Popularity grows for direct cutting

Many more UK oilseed rape growers are desiccating and combining their crops directly, irrespective of variety.

That is a key finding from a Best of British Oilseeds survey designed to pinpoint scope for time and cost savings at harvest.

“Regardless of variety type there has been a clear move towards direct combining over the past five years,” says BoBO trials manager David Langton.

Overall, the survey, of over 280 Masstock growers in 40 counties of England and Scotland, found that three-quarters of crops were entirely or mostly direct-cut in 2005. With low biomass varieties the figure was 83%. By contrast nearly a third (30%) of high biomass types were swathed.

Roundup (glyphosate) desiccation was widely used across all variety types, about half the growers desiccating all their crops and 66% all or most of them. Only 24% were not so treated – more or less in line with the proportion committed to swathing.

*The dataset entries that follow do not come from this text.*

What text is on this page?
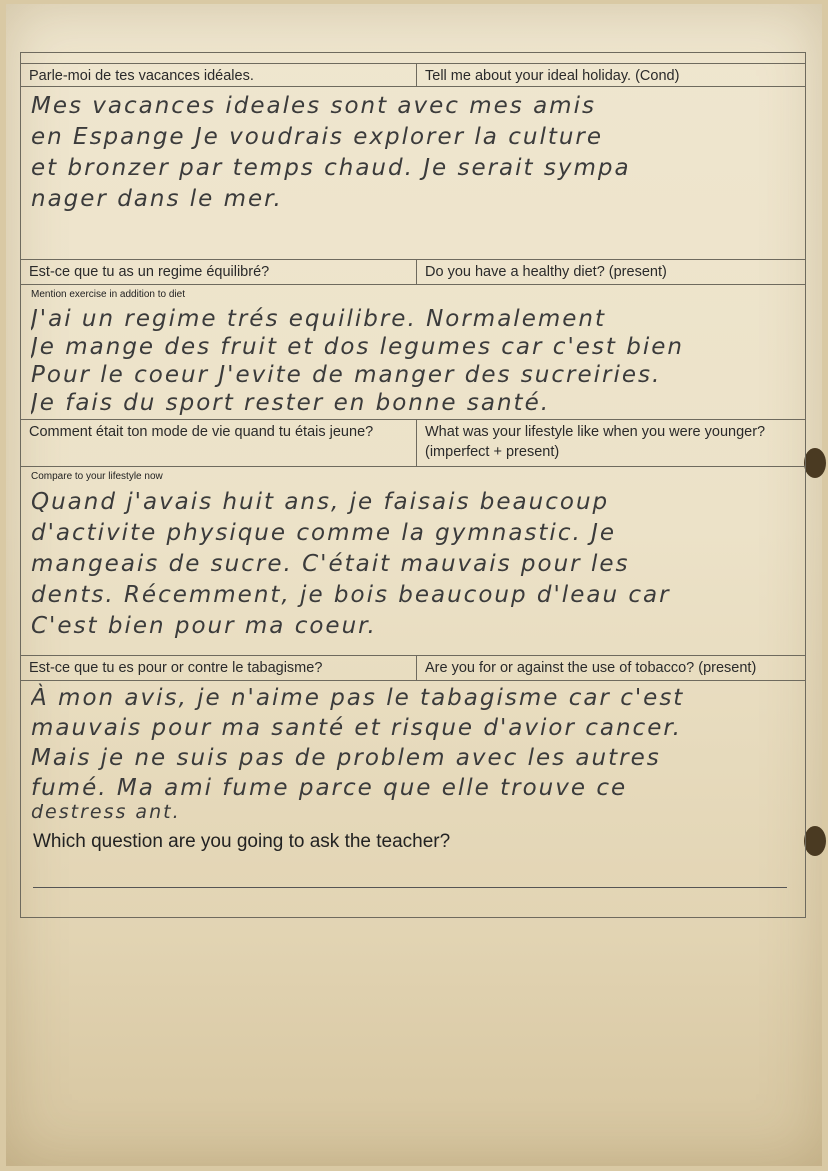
Parle-moi de tes vacances idéales.	Tell me about your ideal holiday. (Cond)
Mes vacances ideales sont avec mes amis
en Espange Je voudrais explorer la culture
et bronzer par temps chaud. Je serait sympa
nager dans le mer.
Est-ce que tu as un regime équilibré?	Do you have a healthy diet? (present)
Mention exercise in addition to diet
J'ai un regime trés equilibre. Normalement
Je mange des fruit et dos legumes car c'est bien
Pour le coeur J'evite de manger des sucreiries.
Je fais du sport rester en bonne santé.
Comment était ton mode de vie quand tu étais jeune?	What was your lifestyle like when you were younger? (imperfect + present)
Compare to your lifestyle now
Quand j'avais huit ans, je faisais beaucoup
d'activite physique comme la gymnastic. Je
mangeais de sucre. C'était mauvais pour les
dents. Récemment, je bois beaucoup d'leau car
C'est bien pour ma coeur.
Est-ce que tu es pour or contre le tabagisme?	Are you for or against the use of tobacco? (present)
À mon avis, je n'aime pas le tabagisme car c'est
mauvais pour ma santé et risque d'avior cancer.
Mais je ne suis pas de problem avec les autres
fumé. Ma ami fume parce que elle trouve ce
destress ant.
Which question are you going to ask the teacher?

Cheaper, faster harvesting and reduced contractor use were the key benefits of direct cutting, according to producers. But more reliable and timely harvesting with lower losses were also noted.

“The value of reliable desiccation is underlined by the very much greater benefits seen by those who desiccate all their crops with Roundup compared with those who desiccate none,” says Mr Langton.

Lodged and tall crops were seen as the main reasons for combining difficulties, and the survey showed that despite relatively good harvesting conditions last summer, variety type still influenced ease of combining.

Over 60% of low biomass types caused no problems, but with high biomass types the figure was only 28%. “The fact that Winner is mentioned by growers as among both the easiest and least easy to combine underlines the extent to which some varieties can vary in their harvestability from season to season and farm to farm.”

In assessing the characteristics of eight widely grown varieties the survey suggests that while there is a clear correlation between high harvestability and low biomass, there is little, if any, correlation to gross output level.